The problem solved by the invention is the limitations of current antidepressant therapies, which include prolonged onset of efficacy, often requiring 6-8 weeks, and limited effectiveness in about 50% of patients. Existing alpha5 subunit-selective GABAA NAMs suffer from short biological half-lives due to rapid metabolic hydrolysis by liver enzymes, reducing bioavailability and therapeutic efficacy. There are no FDA-approved fast-acting antidepressants without significant side effects like abuse liability or psychosis-like responses.
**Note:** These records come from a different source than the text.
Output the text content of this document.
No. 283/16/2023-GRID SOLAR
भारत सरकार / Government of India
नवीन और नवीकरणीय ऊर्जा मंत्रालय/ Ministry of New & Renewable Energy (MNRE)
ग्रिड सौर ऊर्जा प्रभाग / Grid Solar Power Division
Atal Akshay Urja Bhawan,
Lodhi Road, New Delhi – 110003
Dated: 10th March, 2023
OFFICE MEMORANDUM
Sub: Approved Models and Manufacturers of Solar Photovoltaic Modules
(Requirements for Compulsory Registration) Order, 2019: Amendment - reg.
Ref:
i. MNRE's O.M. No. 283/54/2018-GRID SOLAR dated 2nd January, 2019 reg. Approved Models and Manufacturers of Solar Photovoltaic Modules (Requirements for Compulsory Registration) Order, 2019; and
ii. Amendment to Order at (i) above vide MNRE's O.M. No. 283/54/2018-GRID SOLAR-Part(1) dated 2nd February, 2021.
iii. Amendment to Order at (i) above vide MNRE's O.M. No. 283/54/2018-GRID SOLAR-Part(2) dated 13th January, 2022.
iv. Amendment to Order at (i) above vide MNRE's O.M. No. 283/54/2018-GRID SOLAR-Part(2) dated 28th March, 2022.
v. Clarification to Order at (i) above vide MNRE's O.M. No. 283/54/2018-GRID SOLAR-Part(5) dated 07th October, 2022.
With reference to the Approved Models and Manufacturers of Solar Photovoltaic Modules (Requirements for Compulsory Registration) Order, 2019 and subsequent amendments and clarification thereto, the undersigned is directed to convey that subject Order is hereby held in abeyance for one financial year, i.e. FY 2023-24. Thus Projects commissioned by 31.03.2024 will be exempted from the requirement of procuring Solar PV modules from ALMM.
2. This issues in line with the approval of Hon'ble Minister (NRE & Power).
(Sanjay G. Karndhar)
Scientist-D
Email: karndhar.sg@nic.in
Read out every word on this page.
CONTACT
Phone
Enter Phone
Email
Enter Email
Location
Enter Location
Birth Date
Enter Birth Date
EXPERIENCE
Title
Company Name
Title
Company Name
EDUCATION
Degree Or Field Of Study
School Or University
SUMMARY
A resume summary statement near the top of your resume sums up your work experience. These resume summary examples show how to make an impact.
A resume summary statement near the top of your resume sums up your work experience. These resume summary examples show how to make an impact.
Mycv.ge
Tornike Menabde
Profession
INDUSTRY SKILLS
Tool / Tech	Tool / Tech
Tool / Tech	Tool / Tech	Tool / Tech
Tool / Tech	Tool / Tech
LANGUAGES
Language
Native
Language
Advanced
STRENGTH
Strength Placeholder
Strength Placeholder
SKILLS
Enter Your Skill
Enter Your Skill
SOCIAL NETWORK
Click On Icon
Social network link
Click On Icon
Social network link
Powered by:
The invention addresses the need for new drugs with rapid antidepressant action and improved pharmacokinetic profiles.
The invention provides compositions and methods for treating depression-related and other psychiatric conditions using deuterated alpha5-subunit selective negative allosteric modulators of GABAA receptors. Deuteration is performed at metabolic hydrolysis sites to slow compound breakdown in the liver, thereby increasing bioavailability, prolonging half-life, enabling less frequent dosing, and enhancing clinical utility as fast-acting antidepressants. Preferred compounds include deuterated derivatives of known alpha5 selective NAMs such as RG-1662 (NCGC-43). The invention also encompasses synthetic methods for producing these deuterated compounds and methods of administration to human subjects in need.
Claims Coverage
The patent includes six claims, of which claims 1, 3, and 6 are independent. The main inventive features relate to the chemical structure of deuterated GABAA5-NAM compounds, methods of synthesis, and improved pharmacokinetic properties.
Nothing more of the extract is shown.